说到此处,温疏又笑,双眼紧盯着面前那颗黑球,“如果真有这样的私心, 那还能坐视我去讨好主角吗?就算我违背了我这个角色的原则,唯一一次‘惩罚’,好像也是你做的,跟祂没有关系吧?祂上次就没有说服我……那你说呢?”
“……”黑球在他眼前胡乱飘来飘去,像是躲避着他的视线。
“呵。”
见对方果然还是不回答, 温疏嗤笑一声, 也不追究, 脊背往后靠在沙发上,双腿交叠,“说吧,这次突然出现, 有什么事?”
“……祂的状态,更差了,”黑球又沉默了一会儿,声音压低,竟透出一种罕见的凝重,“这不仅仅是我们的事,这会影响整个世界的运行规则,尤其是……那些与你产生强烈情感连接的部分……”毕竟,祂现在最在意的是你。
“我?”温疏轻轻挑眉,稍微坐直了些,“什么意思,说人话。”
“意思就是,所有指向你的情感,都会因规则的扭曲而失控,爱与恨都会变得极端和疯狂。你周围的人,有可能会做出……”黑球说着停顿了一下,似乎不知道该怎么形容,“令你难以接受、难以预料的事。”

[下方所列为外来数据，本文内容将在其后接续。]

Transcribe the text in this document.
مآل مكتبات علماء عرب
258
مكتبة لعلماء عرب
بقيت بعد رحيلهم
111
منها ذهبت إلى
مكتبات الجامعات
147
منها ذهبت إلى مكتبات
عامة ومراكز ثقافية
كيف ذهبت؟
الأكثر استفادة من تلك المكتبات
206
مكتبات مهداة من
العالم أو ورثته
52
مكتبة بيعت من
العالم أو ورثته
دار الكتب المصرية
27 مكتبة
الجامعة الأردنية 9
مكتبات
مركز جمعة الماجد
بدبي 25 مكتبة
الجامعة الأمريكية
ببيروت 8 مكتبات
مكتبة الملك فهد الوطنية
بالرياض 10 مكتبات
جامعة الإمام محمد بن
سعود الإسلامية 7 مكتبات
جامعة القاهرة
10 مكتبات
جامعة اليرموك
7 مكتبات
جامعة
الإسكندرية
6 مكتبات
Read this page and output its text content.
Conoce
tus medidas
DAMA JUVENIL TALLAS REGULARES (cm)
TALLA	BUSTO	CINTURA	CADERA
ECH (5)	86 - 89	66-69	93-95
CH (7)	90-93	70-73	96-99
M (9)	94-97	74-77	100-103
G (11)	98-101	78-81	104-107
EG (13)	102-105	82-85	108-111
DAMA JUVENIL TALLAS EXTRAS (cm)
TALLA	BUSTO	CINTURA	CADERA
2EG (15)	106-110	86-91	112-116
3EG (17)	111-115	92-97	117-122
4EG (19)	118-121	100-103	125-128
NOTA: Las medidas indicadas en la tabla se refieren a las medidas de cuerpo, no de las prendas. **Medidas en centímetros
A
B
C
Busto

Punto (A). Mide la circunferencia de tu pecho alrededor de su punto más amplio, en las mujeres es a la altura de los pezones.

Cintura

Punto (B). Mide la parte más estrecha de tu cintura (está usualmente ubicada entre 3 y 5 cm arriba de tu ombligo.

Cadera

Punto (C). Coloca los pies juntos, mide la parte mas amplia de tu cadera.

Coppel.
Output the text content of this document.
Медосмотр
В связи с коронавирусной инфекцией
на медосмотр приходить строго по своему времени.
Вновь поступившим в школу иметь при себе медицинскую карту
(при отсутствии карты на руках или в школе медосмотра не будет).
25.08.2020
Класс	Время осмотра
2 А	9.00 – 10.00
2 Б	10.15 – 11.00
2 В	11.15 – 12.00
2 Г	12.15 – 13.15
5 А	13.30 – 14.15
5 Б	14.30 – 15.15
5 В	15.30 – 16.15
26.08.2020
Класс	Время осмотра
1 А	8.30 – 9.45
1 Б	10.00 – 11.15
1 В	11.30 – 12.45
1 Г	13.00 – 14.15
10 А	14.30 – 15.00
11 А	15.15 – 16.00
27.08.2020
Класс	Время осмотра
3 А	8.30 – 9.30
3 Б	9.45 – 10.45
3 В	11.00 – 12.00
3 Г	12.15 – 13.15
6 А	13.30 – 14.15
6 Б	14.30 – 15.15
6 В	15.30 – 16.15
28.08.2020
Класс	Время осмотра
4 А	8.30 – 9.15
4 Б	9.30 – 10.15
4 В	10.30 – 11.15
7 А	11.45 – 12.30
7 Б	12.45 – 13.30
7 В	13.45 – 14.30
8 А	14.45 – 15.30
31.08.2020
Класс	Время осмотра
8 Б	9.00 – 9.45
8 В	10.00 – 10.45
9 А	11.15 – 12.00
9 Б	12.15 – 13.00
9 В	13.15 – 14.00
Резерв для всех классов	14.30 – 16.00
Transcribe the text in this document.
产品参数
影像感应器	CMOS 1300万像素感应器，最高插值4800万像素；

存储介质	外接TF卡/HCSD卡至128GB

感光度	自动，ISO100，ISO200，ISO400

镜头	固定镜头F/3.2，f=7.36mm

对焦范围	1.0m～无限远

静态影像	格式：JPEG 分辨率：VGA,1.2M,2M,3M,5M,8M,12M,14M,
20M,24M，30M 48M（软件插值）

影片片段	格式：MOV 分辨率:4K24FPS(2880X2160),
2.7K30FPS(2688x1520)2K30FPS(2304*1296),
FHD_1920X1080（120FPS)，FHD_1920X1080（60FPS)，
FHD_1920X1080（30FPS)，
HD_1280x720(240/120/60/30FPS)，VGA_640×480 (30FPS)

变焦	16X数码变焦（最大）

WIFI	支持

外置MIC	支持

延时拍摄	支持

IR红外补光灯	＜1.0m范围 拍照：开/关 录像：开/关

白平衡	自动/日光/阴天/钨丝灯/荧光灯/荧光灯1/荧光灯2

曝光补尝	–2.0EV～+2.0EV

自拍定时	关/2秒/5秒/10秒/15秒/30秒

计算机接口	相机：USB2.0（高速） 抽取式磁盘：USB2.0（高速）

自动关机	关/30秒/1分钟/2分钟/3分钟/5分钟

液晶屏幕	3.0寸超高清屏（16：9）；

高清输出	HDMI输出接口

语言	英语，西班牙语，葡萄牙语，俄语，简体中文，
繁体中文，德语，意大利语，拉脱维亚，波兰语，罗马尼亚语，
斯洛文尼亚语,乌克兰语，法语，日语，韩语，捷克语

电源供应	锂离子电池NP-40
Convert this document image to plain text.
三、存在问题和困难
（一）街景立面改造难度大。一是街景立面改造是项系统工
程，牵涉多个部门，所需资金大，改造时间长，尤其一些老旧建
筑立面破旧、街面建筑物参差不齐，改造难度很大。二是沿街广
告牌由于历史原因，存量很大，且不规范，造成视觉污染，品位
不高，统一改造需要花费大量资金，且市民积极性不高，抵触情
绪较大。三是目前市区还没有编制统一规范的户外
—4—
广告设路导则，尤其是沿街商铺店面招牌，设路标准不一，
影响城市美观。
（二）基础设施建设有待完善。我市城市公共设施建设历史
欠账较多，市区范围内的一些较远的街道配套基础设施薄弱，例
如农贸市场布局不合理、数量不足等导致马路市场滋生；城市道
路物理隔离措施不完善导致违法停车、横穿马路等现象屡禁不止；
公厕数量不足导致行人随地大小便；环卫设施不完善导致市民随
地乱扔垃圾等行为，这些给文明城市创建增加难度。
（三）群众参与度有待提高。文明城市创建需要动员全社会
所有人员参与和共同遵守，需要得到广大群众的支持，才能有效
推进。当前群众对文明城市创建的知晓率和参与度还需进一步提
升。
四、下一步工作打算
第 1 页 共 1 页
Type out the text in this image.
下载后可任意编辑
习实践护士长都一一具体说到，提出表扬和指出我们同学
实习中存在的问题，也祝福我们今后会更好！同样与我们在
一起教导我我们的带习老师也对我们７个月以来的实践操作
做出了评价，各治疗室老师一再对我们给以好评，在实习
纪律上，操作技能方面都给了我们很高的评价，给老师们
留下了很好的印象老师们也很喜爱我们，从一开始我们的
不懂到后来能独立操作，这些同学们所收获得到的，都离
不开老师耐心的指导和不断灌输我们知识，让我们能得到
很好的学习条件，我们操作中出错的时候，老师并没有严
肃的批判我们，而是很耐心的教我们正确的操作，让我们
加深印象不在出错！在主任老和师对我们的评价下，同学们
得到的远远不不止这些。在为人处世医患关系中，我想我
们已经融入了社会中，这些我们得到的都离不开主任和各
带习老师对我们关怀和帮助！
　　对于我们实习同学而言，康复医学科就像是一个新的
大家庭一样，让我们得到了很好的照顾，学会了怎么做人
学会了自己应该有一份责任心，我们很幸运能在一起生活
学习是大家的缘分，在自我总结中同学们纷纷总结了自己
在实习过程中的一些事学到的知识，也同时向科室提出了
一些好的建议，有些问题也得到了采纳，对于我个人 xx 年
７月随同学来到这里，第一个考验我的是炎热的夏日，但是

温疏安静听着,手指轻轻摩挲下巴,眼神逐渐透出一种危险的兴趣。他又靠回沙发椅背,用手撑着头,嘴角玩味勾起,“听起来有点意思。然后呢?”
“什么叫‘有意思’?这有可能危及你的生命!”黑球蹦了起来,“你不要不当回事!”
“嗯,我知道了。”
“……你知道了就行。”
见温疏好歹是点头了,黑球又慢慢落回原先的位置。
却听温疏紧接着就问:“那你呢?”
它惊得球体在空中一颤,“什、什么?”
“不是说,爱我的会更爱我,恨我的会更恨我吗?你这个总是跟着我、观察我的,也属于‘我身边’这个范畴吧?”
温疏紧盯着它,说着微微倾身,声音压低,带着蛊惑般的危险,“那你会更爱我吗?”
“!!!”
像是被一道无形的闪电击中,黑球猛地弹起来,向后疾射,狠狠撞上墙壁,发出一声闷响,又弹了回来,撞上温疏面前的茶几,骨碌碌转了几圈。
眼看温疏近在咫尺,它又飞速弹开,在空中毫无规律地、抽搐一般乱窜,撞到了柜子、桌子、镜子……直到晕眩一般软绵绵落下来,瘫在茶几上,形状都扁下去。
“胡、胡说什么!我是、我是……”黑球的电子音有些变调,带着刺耳的电流杂音,“我不一样!我不是人!”
说着它又弹起来,无头苍蝇一样在空中乱飞。
一只手竟突然伸出,快准狠地一把将它掐住!
“好了好了,停下。晃得我头晕。”
温疏掐握着那颗黑球,把它放到自己眼前。感受到掌心里传来的奇异而柔软的触感,如云如雾,还带着湿润和凉意,他轻轻挑眉,笑容扩大,眼神透出一种恶劣的探究欲望。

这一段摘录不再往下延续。